Özkök, 15 Eylül'den sonra eski kampanya agresifliğine girileceğini düşündüklerini belirterek, "Geçen yıl rekor yıl olmasına rağmen bu yıl hem üretimde hem ihracatta hem de iç pazarda geçen yılın üzerinde seyrediyorduk. 15 Temmuz olayı (FETÖ darbe girişimi) yaşanmasaydı bir rekordan bahsedecektik. O yüzden bizim için kayıp yıl olmaması lazım. Otomotiv sektörü desteklenirse bu yılda iç pazarda rekor kırılabilir. Ekonomik ömrünü tamamlamış araçlara (hurda) teşvik verilebilir. Bu araçlardaki yaş sınırı aşağıya çekilebilir. ÖTV'de ve faiz oranlarında iyileştirme yapılabilir. Sektörün önü bir parça daha açılır ve vatandaşın güveni tekrar yerine gelir." ifadelerini kullandı.

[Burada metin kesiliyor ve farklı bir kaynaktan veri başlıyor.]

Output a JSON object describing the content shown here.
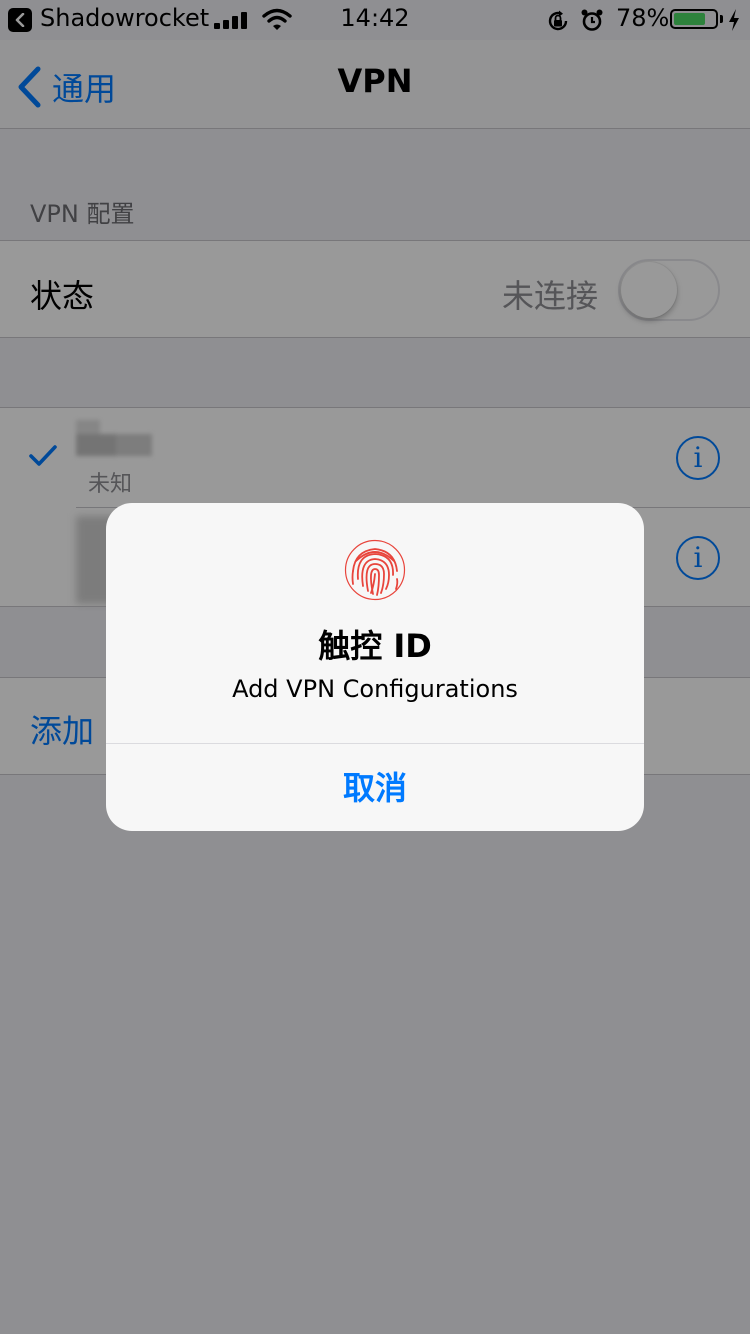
{
  "status_bar": {
    "back_app": "Shadowrocket",
    "time": "14:42",
    "battery_percent": "78%",
    "battery_level": 0.78,
    "icons": [
      "back-arrow-icon",
      "signal-icon",
      "wifi-icon",
      "orientation-lock-icon",
      "alarm-icon",
      "battery-icon",
      "charging-bolt-icon"
    ]
  },
  "navbar": {
    "back_label": "通用",
    "title": "VPN"
  },
  "vpn_config": {
    "header": "VPN 配置",
    "status_label": "状态",
    "status_value": "未连接",
    "toggle_on": false
  },
  "vpn_list": [
    {
      "selected": true,
      "status": "未知"
    },
    {
      "selected": false,
      "status": ""
    }
  ],
  "info_icon_glyph": "i",
  "add_label": "添加",
  "alert": {
    "icon": "fingerprint-icon",
    "title": "触控 ID",
    "message": "Add VPN Configurations",
    "cancel_label": "取消"
  },
  "colors": {
    "accent": "#007aff",
    "battery": "#4cd964",
    "fingerprint": "#e8453c",
    "background": "#efeff4"
  }
}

Dövizlerdeki artışın otomotiv fiyatlarına yansımayacağı bilgisini veren Özkök, sözlerini şöyle tamamladı:
"Biz bu kadar kısa dönemdeki bir volatiliteyi absorbe edebilecek durumdayız. Gerek TCMB'nin gerekse hükümetin aldığı önemler yerinde tedbirler. Dolayısıyla önümüzdeki dönemde bunların olumlu etkilerini göreceğimizi düşünüyoruz. Döviz kurlarındaki volatilitenin düşeceğine inanıyoruz. Olağanüstü halde, pazarın 1 milyonun altına düşmemesi için olağanüstü gayret sarf ediyoruz. Bu iş biraz daha soğuduğunda tüketicideki alım hareketi başladığında biz bunun üzerine gideceğiz. Geçen yılın ardından 2016'da da rekor gösterebilirsek bu Türkiye için çok büyük bir başarı olur. Böylesine önemli bir badireyi atlatmışsınız ve arkasından ekonomi bir an önce toparlanmış. Otomotiv sektörü gibi Türkiye'nin 1 numaralı sektörü de ihracatıyla, hacmiyle ve vergi katkısıyla tekrar rekor bir yıla imza atıyor. Bunu hep birlikte gerçekleştirmemiz lazım. Biz taşın altına elimizi koyuyoruz. Nissan olarak Türkiye'ye inanıyor ve güveniyoruz. Bu güven bundan sonra da devam edecektir."